9-1 My Off-season Projects

By now you may have noticed my purpose in life isn’t just to fix bicycles. Its to make room for more than bill-paying toil. The best time for me to do that would seem like the winter, when my work stand is empty. Oh, I try to persuade my clients to bring bikes ready for a spring tune-up in the winter, but the season brings its own set of distractions. I get it.

A bicycle won’t get rid of that toil, but by using mechanical leverage, elegantly and efficiently conceived, a bicycle can make the toil a lot easier. In my adopted small town of Smiths Falls, plenty of rattling chains can be heard and scrape marks across the pavement can be seen. Yet my local contemporaries cite again and again how, when they were youths, they’d cycle everywhere.

As you can read in the sidebar to the left, I started a Smiths Falls Bike Map--a Safe Bicycling Map for this community. I did this to re-introduce residents to their local landscape, removing another obstacle between their feet and the pedals. Most of the town’s neighbourhoods have been surveyed and mapped. Check out "2-3-2 Bike Map 3” on the left to see an example.

I’d like to spend part of winter finishing the survey and neighbourhood-mapping but I haven't because its winter and I have utility bills to pay. Once the maps are complete they still need to be refined and then publicized. Then the whole idea behind them needs to be widely disseminated. Well, shouldn’t this be a Municipal project? My Municipality is strapped for cash and bureaucracies move like molasses.
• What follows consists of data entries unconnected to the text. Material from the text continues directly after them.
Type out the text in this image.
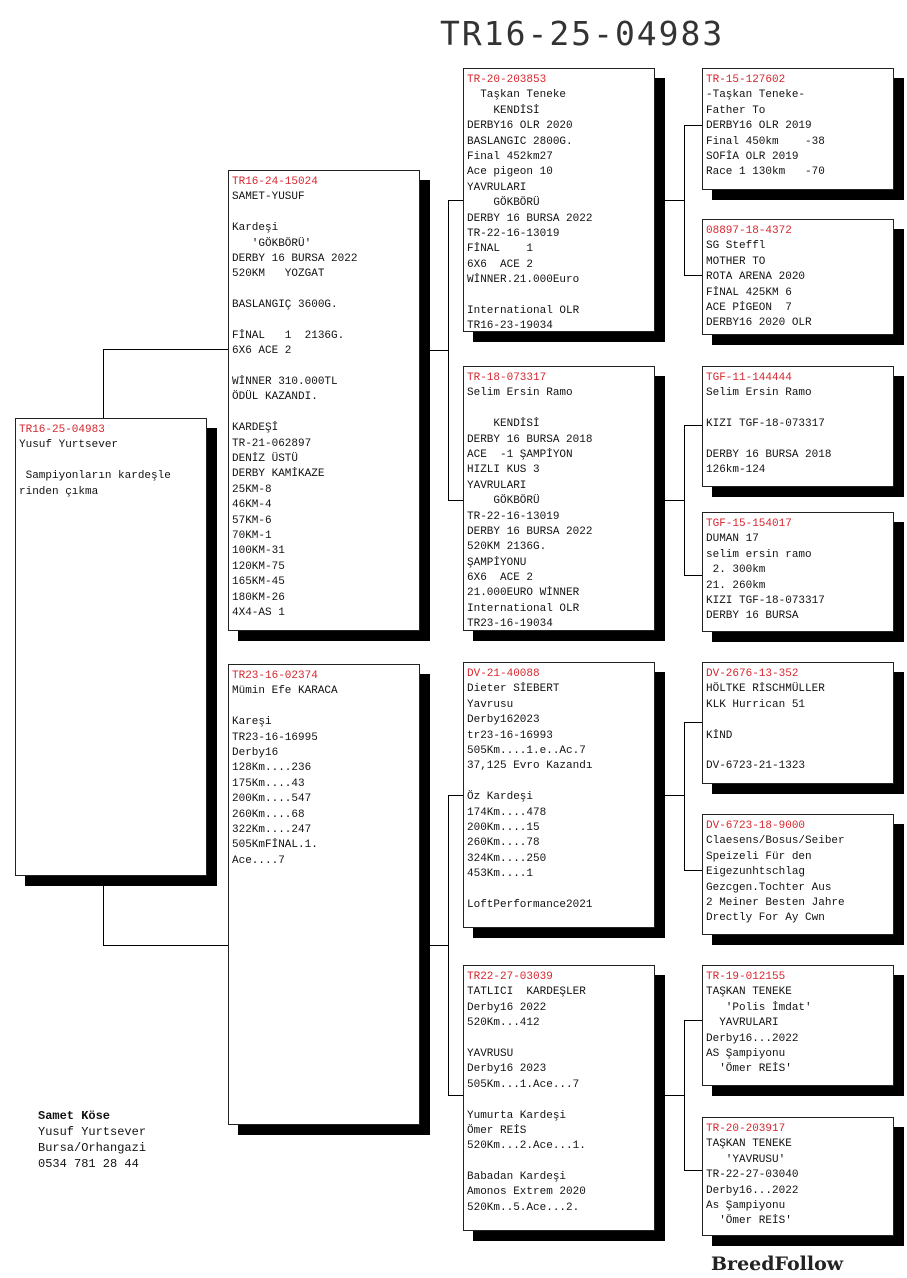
TR16-25-04983
TR16-25-04983
Yusuf Yurtsever
Sampiyonların kardeşle
rinden çıkma
TR16-24-15024
SAMET-YUSUF
Kardeşi
'GÖKBÖRÜ'
DERBY 16 BURSA 2022
520KM   YOZGAT
BASLANGIÇ 3600G.
FİNAL   1  2136G.
6X6 ACE 2
WİNNER 310.000TL
ÖDÜL KAZANDI.
KARDEŞİ
TR-21-062897
DENİZ ÜSTÜ
DERBY KAMİKAZE
25KM-8
46KM-4
57KM-6
70KM-1
100KM-31
120KM-75
165KM-45
180KM-26
4X4-AS 1
TR23-16-02374
Mümin Efe KARACA
Kareşi
TR23-16-16995
Derby16
128Km....236
175Km....43
200Km....547
260Km....68
322Km....247
505KmFİNAL.1.
Ace....7
TR-20-203853
Taşkan Teneke
KENDİSİ
DERBY16 OLR 2020
BASLANGIC 2800G.
Final 452km27
Ace pigeon 10
YAVRULARI
GÖKBÖRÜ
DERBY 16 BURSA 2022
TR-22-16-13019
FİNAL    1
6X6  ACE 2
WİNNER.21.000Euro
International OLR
TR16-23-19034
TR-18-073317
Selim Ersin Ramo
KENDİSİ
DERBY 16 BURSA 2018
ACE  -1 ŞAMPİYON
HIZLI KUS 3
YAVRULARI
GÖKBÖRÜ
TR-22-16-13019
DERBY 16 BURSA 2022
520KM 2136G.
ŞAMPİYONU
6X6  ACE 2
21.000EURO WİNNER
International OLR
TR23-16-19034
DV-21-40088
Dieter SİEBERT
Yavrusu
Derby162023
tr23-16-16993
505Km....1.e..Ac.7
37,125 Evro Kazandı
Öz Kardeşi
174Km....478
200Km....15
260Km....78
324Km....250
453Km....1
LoftPerformance2021
TR22-27-03039
TATLICI  KARDEŞLER
Derby16 2022
520Km...412
YAVRUSU
Derby16 2023
505Km...1.Ace...7
Yumurta Kardeşi
Ömer REİS
520Km...2.Ace...1.
Babadan Kardeşi
Amonos Extrem 2020
520Km..5.Ace...2.
TR-15-127602
-Taşkan Teneke-
Father To
DERBY16 OLR 2019
Final 450km    -38
SOFİA OLR 2019
Race 1 130km   -70
08897-18-4372
SG Steffl
MOTHER TO
ROTA ARENA 2020
FİNAL 425KM 6
ACE PİGEON  7
DERBY16 2020 OLR
TGF-11-144444
Selim Ersin Ramo
KIZI TGF-18-073317
DERBY 16 BURSA 2018
126km-124
TGF-15-154017
DUMAN 17
selim ersin ramo
2. 300km
21. 260km
KIZI TGF-18-073317
DERBY 16 BURSA
DV-2676-13-352
HÖLTKE RİSCHMÜLLER
KLK Hurrican 51
KİND
DV-6723-21-1323
DV-6723-18-9000
Claesens/Bosus/Seiber
Speizeli Für den
Eigezunhtschlag
Gezcgen.Tochter Aus
2 Meiner Besten Jahre
Drectly For Ay Cwn
TR-19-012155
TAŞKAN TENEKE
'Polis İmdat'
YAVRULARI
Derby16...2022
AS Şampiyonu
'Ömer REİS'
TR-20-203917
TAŞKAN TENEKE
'YAVRUSU'
TR-22-27-03040
Derby16...2022
As Şampiyonu
'Ömer REİS'
Samet Köse
Yusuf Yurtsever
Bursa/Orhangazi
0534 781 28 44
BreedFollow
Besides, they didn’t exactly get it right the last time...

In the Bike Routes Map project the Town published five years ago, the illustration directs riders in Victoria Park (E) to turn south onto Merrick Street. This is impossible because there is no route, just a chain link fence behind houses. The map should have directed riders south out of the Park entrance a block east at Lavinia. Thousands of brochures were printed with this mistake. Also, the Bike Routes Map is a map for long-distance recreational highway rides, not commuting to school or getting to the grocery store. Tourism is splendid but for local residents getting from Point A to Point B matters the most.

The point of this project is to get more people to use their bicycles to get around by persuading them as effectively as all the other media does to prevent it, without endangering any lives. Producing this material is also needed to persuade local stakeholders to add infrastructure like secure bicycle parking racks at stores and other sites. Some discussion on this in the left sidebar item “Smiths Falls Bike Racks”.

My town can’t help but maybe you can. Will you contribute $20 or $200 to help me complete this project? My budget for this will be $2,000 and ten weeks of labour. Given what professionals charge to do this type of information work, that’s a huge bargain. Please write to me at davidhoffman@magma.ca if you are interested. 

In the meantime, I have been doing other things during my winter off-season. In early 2015 I picked up a short-term gig to build miniature trees for Monolith Studios, a local architectural model maker. Miniature trees are scale representations of real, deciduous trees made from electrical wiring, solder and model railroad foliage. 

The same model railroad foliage is also used to make shrubs. From February through April, I built over 200 trees of about four inch height, a half-dozen trees twice as tall, and several hundred that are hardly an inch tall. They all went to models for three different developer clients in eastern Ontario and in Ottawa. 

I enjoyed both the work itself and the camaraderie at Monolith, even though it cut into the start of my spring bike repair season.

Another winter, I was editing university student papers for grammar and style. Sometimes english-as-a-second-language student papers. Most were about historical topics. I liked editing and I liked having to familiarize myself with the specific topics. I went down many a rabbit hole for hours on most of them and discovered more than a few books I'd never heard of and had no previous reason to read.

Home reno work I have been paid to do over the past five years includes interior house painting and post-tennant clean-up, laying laminated flooring and tearing out post-flood basement carpeting. Work I have done at home include roof shingle removal and installation, lawn-mowing, cement step repair, drywall installation and archeology.